Two wks ago I had an accident at wk (dog grooming), my thumb was bent back. The er doc said there was a hairline fracture to follow up w/an orthopedic. They splinted it. Ten days later, at the orthopedic, he says the ligament is torn (ulnar collateral ligament). The thumb has no stability. He told me it needed either surgery or we put a cast on for 6 wks. He said that if it doesn't heal it may need surgery. How will we know? Will it still hurt? If it is still unstable does that mean surgery? I am just scared that this is going to cost me my career. I need my hands.How long will this put me out of wk?

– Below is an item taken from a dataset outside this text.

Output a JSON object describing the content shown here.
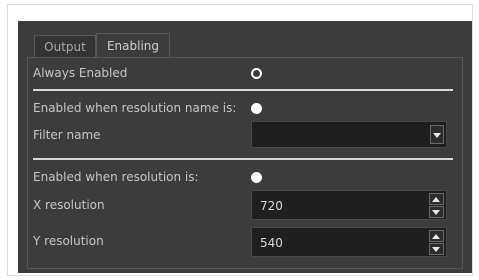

The most common injury of the upper extremity for downhill skiers occurs at the thumb and is sometimes referred to as "skier's thumb". The injury is actually a sprain, partial or complete tear, of the ulna collateral ligament (UCL) of the thumb. This injury is caused by a force applied directly to the inside (ulnar) portion of the thumb. The force can cause the ligament to either partially tear or completely rupture and cause disabling pain when attempting to grip or lift items. This can be a serious injury if not recognized early and treated appropriately. After a careful examination to determine the degree of instability the injury has caused to the thumb, special x-rays known as stress x-rays be taken of your thumb. Only rarely is an MRI is used to visualize the injury. Partial tears can be treated with a brace or a cast. However, complete tears of UCL will require surgery for proper restoration of function. In complete tears, a lesion known as a Stenner lesion will prevent healing without surgical treatment. The Stenner lesion occurs when the the tendon sheath just above the torn ligament falls between the ligament edges and prevents healing,
The cause of skier's thumb has been theorized to occur from improper grasping of the pole strap and is caused by the pole straining against the thumb during a fall. To prevent this injury, it is suggested not to wrap your straps around your wrist or to use a clip on type of strap to the glove. The risk can be reduced by placing your hand through the pole strap from the bottom up so that you are grabbing the strap and the pole at the same time. This way, when you fall, your hand has a better chance of disengaging the pole.